My mother's father was a liar. Not in the villainous sense, not like a criminal or fiend, but a teller of falsehoods just the same. I wish I'd met him.
He told my grandmother he was eighteen when he really was fifteen. She needed to hear he was eighteen as she had just turned nineteen and, having fallen in love with him the week she graduated from college with her teaching certificate, pressure to marry and longing in her heart didn't want to hear any business about him being a fifteen year old boy.
Grandpa was hardly a boy. He'd been shaving a full beard since he was eleven, having from the age of nine been supporting his family, hauling sacks of grain and tending to livestock when he should've been studying engineering or playing stickball. He died in his thirties hoying hundred pound bags onto a loading dock somewhere in town. Bacon and eggs and scrapple and souse caught up with him, felling him over the last satchel of feed he'd stacked, peaceful, as if just resting a bit before wrestling another to the pile.

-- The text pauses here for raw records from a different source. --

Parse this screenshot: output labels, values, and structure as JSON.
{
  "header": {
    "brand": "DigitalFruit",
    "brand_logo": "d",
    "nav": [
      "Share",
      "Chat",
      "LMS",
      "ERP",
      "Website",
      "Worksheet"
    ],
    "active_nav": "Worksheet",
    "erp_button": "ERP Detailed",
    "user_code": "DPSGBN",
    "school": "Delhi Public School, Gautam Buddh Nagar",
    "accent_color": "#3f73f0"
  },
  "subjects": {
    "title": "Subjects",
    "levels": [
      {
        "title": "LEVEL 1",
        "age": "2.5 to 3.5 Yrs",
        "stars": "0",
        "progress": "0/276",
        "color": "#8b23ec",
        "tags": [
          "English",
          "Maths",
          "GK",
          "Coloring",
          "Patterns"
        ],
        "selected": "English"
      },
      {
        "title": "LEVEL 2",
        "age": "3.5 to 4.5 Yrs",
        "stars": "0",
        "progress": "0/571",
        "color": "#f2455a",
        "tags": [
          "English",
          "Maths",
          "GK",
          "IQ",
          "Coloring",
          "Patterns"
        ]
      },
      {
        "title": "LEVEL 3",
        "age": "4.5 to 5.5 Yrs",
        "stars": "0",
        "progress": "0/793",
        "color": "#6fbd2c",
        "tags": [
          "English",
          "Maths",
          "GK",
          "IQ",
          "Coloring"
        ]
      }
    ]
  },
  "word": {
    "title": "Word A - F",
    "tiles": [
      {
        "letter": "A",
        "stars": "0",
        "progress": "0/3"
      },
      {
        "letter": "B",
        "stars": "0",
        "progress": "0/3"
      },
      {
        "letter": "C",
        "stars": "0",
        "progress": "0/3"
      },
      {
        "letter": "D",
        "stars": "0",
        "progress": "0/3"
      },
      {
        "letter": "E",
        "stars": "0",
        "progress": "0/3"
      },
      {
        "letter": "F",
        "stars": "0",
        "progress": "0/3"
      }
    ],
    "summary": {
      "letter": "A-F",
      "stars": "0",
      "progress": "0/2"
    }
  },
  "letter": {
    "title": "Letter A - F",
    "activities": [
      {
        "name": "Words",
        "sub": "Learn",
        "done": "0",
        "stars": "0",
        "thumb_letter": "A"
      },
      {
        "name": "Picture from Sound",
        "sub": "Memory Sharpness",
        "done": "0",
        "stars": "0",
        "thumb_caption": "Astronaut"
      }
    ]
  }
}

Grandma was left alone to raise my mother and aunt and uncle. She was less than five feet tall and the source of mine and my siblings' varicosities. I'm told she was saintly, yet I hate her for my inherited predispositions towards failed venous valves.
Once, after my parents had married and fired up the baby factory, Mom asked Dad to go check on her mother the morning after a massive snow. His approach brought him to the side yard's rickety gate where he couldn't help but see a rich crimson trail of blood and footprints leading from the outhouse to the flower room door. The carnage started out as a few drips, describing a straight line and quickly grew into a bloody, drunken paisley that widened as the mayhem closed in on the house. He'd butchered hundreds of animals and that's what he started to think had happened to Nanna.
I can just see him dropping whatever he was carrying -- a loaf of steaming hot bread, perhaps a tray of cinnamon buns --running his great athletic strides to her rescue the way I'd seen him respond to other family crises. God, how swift a man my father once was!
He opened the door to find Grandma on a rug she and our mother had woven the previous fall. Blood pooled on the linoleum, wicking into the woolen hem, leading in a thick stringer trail to her calf which floated like a blue-white ham on the puddle beneath it.
"Oh, Herbert." She moaned and fell unconscious.
Dad quickly washed her leg, where he guessed the source of all the blood; a tear in her hose revealed the tiniest gash in the meaty part of her calf, A great deal of her life had drained from a ruptured varicose knot torn open by a neighbor's dog who, excited to see Mrs. Glace outside in the snow, had jumped up on her when she exited the outhouse. A single claw from it's happy puppy paw ripped her open on the softest, most vulnerable part of her body. She'd had to drag herself the last ten feet to the door, thrashing her weakening legs in the fresh fallen snow. I never met her, either.